Cuando uno veía a Cuco por vez
primera, no sabía qué admirar más, si los blanquísimos dientes que le
estallaban como granos de elote entre los labios sonrientes o los negros pelos
parados que coronaban su cabeza. Tenía un invariable buen humor y una expresión
risueña que se agudizaba por los ojillos rasgados que casi se perdían en su
rubicundo rostro redondo.
Cuco era un mago en la cocina y
no protestaba por el exceso de trabajo cuando nosotros, chiquillos consentidos,
exigíamos a gritos que nos llevaran la comida a la orilla del río donde
nadábamos hasta el anochecer.
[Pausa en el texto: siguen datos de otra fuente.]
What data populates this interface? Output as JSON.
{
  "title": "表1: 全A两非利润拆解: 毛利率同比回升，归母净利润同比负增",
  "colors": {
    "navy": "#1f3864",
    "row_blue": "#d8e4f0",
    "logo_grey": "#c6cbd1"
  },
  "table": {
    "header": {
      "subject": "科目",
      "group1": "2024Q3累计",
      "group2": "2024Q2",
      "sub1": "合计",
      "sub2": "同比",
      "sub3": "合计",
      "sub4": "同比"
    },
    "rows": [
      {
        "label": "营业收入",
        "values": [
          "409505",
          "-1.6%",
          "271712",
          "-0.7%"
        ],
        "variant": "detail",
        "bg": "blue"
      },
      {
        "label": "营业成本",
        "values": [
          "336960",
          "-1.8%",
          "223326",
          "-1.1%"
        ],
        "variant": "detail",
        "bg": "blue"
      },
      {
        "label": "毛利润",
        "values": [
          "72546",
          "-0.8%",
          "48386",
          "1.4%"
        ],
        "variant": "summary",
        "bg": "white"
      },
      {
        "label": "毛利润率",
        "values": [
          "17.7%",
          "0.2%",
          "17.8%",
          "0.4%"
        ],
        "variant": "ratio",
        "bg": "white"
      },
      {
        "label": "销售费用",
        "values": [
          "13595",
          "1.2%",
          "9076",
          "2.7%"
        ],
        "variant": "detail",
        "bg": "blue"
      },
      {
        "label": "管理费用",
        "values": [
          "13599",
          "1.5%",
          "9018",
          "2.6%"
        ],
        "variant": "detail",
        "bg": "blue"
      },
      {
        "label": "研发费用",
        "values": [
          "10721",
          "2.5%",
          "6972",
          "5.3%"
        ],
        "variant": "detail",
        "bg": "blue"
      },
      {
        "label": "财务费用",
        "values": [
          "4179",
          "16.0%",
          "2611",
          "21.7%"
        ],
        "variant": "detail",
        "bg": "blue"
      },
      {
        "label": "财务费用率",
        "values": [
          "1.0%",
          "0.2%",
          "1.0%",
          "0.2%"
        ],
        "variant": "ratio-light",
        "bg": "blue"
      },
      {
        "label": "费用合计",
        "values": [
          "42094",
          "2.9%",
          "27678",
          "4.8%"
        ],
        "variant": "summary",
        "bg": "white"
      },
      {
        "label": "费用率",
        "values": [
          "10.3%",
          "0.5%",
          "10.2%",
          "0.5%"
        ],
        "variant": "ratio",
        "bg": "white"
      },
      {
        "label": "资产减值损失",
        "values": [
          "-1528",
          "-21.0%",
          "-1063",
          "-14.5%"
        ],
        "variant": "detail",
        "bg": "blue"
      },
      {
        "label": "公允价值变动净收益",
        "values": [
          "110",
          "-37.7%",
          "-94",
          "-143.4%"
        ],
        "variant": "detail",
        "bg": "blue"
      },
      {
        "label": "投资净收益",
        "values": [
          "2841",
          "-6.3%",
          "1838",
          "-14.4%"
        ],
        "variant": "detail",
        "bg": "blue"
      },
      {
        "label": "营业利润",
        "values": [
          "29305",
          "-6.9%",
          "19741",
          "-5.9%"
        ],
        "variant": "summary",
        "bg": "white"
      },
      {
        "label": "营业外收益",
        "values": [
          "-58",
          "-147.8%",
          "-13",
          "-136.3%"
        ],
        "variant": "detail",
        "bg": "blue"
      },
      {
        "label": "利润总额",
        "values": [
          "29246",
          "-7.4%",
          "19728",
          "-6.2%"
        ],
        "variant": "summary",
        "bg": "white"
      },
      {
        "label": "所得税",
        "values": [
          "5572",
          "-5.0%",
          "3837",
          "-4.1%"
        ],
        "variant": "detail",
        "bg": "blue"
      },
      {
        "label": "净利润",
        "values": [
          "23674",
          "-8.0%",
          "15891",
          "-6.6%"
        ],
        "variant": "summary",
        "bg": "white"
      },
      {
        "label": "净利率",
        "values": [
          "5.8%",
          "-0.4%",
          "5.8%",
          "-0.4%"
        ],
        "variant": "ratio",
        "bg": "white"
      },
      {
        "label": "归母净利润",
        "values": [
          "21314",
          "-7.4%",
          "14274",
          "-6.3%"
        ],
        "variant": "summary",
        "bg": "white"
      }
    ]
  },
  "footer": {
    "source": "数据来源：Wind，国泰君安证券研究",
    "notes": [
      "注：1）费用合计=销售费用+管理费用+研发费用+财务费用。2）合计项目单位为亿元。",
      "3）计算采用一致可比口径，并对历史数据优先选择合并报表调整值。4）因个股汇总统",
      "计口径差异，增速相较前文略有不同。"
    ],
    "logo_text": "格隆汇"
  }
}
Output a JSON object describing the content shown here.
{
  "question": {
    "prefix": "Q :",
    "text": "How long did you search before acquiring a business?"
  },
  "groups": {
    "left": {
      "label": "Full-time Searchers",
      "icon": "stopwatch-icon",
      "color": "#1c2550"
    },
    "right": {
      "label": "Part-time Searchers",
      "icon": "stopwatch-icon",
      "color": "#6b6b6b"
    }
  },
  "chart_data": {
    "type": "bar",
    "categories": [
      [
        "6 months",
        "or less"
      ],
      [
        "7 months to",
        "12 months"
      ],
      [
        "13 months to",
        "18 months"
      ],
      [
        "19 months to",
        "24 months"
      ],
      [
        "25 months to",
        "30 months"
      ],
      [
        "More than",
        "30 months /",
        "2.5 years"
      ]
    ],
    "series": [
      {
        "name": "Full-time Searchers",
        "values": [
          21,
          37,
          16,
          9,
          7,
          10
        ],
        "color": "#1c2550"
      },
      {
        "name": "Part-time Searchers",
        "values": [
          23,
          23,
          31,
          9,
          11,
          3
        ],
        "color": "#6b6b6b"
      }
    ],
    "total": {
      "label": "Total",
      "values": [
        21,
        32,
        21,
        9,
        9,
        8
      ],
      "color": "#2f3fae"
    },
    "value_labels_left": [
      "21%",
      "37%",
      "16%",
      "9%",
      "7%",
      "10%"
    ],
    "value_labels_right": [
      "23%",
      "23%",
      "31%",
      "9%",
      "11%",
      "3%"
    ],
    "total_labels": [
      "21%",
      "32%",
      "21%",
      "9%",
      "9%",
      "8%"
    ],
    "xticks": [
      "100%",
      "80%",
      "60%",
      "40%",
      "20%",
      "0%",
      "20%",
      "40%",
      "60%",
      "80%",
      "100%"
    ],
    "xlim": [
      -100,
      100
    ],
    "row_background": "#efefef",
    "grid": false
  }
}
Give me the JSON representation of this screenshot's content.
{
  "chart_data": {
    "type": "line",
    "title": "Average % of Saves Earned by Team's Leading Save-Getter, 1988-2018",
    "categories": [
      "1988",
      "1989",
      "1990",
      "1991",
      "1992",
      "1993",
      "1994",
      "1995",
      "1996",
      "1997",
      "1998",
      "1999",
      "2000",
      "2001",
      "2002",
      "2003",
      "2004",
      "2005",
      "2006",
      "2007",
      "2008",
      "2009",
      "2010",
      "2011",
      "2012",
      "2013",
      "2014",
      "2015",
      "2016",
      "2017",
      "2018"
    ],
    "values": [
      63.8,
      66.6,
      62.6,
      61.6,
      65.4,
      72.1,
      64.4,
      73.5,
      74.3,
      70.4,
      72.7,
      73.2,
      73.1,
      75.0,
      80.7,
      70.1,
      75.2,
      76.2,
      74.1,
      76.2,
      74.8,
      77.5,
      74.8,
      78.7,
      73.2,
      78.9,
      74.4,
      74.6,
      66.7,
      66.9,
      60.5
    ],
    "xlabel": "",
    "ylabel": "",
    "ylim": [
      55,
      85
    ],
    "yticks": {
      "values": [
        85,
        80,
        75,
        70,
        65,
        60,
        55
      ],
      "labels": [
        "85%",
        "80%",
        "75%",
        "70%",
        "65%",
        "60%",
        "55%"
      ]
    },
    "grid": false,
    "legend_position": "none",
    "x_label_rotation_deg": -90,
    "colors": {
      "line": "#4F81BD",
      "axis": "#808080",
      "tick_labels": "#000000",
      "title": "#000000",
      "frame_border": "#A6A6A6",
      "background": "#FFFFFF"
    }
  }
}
Sin perder la calma, con su inalterable sonrisa y
buen humor, cargaba las ollas y sartenes en la camioneta y, dando tumbos y
esquivando los hoyancos del camino de terracería, el cargamento de sopa de
tortilla, tacos, caldillo, arroz y frijoles llegaba hasta el amplísimo paraje
sombreado por los altos sabinos conocido
como “Los Salones”.
Memorables eran las mañanas en
que era necesario ir a traer agua del manantial para beber. Muy temprano, Cuco
y el mozo aparejaban los burros y acomodaban en sus costados los grandes
garrafones de vidrio protegidos por arpillera para que no fueran a quebrarse.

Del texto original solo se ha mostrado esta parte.